Table I. Optimization Results

| $W_{precharge}$                | W <sub>pull-down</sub> | $W_{evaluation}$ | W <sub>keeper</sub>                   | W <sub>inv-pMOS</sub> | $W_{inv-nMOS}$ |
|--------------------------------|------------------------|------------------|---------------------------------------|-----------------------|----------------|
| 0.55u                          | 0.533u                 | 0.64u            | 0.26u                                 | 0.3965u               | 0.0845u        |
| Delay(t=0s) = 53.358 ps        |                        |                  | $Delay(t=10^8 s) = 56.796 ps$         |                       |                |
| Average-Power(t=0s)= 25.238 uW |                        |                  | Average-Power( $t=10^8$ s)= 24.694 uW |                       |                |
| UNG(t=0s)=338.8mV              |                        |                  | $UNG(t=10^8 s)=346 mV$                |                       |                |

values of the optimized circuit and those of the circuit with the typical design (presented in section 2) during the circuit lifetime are shown in Fig. 2. All values are normalized to the delay of the typical circuit at the corresponding time. It can be seen that the delay in the GA-based optimized circuit shows an improvement of more than 21.65% in comparison with the delay of the typical circuit during the specified lifetime.
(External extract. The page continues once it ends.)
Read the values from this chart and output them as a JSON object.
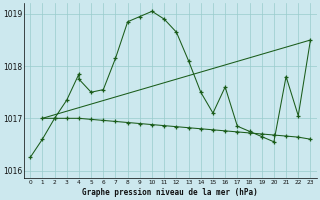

Fig. 2. The difference of delay change in the optimized design and the typical design

The measurement of power in the optimized circuit shows an increase of 1.5% to 2.04% during the circuit lifetime in comparison with the power in the typical circuit. The UNG of the optimized design normalized to  $V_{DD}$  is 28.24% at the beginning of the circuit (without any NBTI degradation) and 28.83% at the end of the specified lifetime (t =  $10^8$  s). Both values are slightly better than the circuit with typical design.

### 4 Conclusion

In this paper an NBTI-aware optimization method for transistor sizing has been proposed. In the proposed optimization method, the increased delay of the circuit under degradation is minimized subject to the constraints on power, UNG and area. The proposed optimization method is a systematic and comprehensive approach suitable for scaled-technology domino circuits where delay, power and noise immunity are highly challenging concerns. Meanwhile, the proposed design flow can be easily set up based on any given design constraints for a pre-specified circuit lifetime.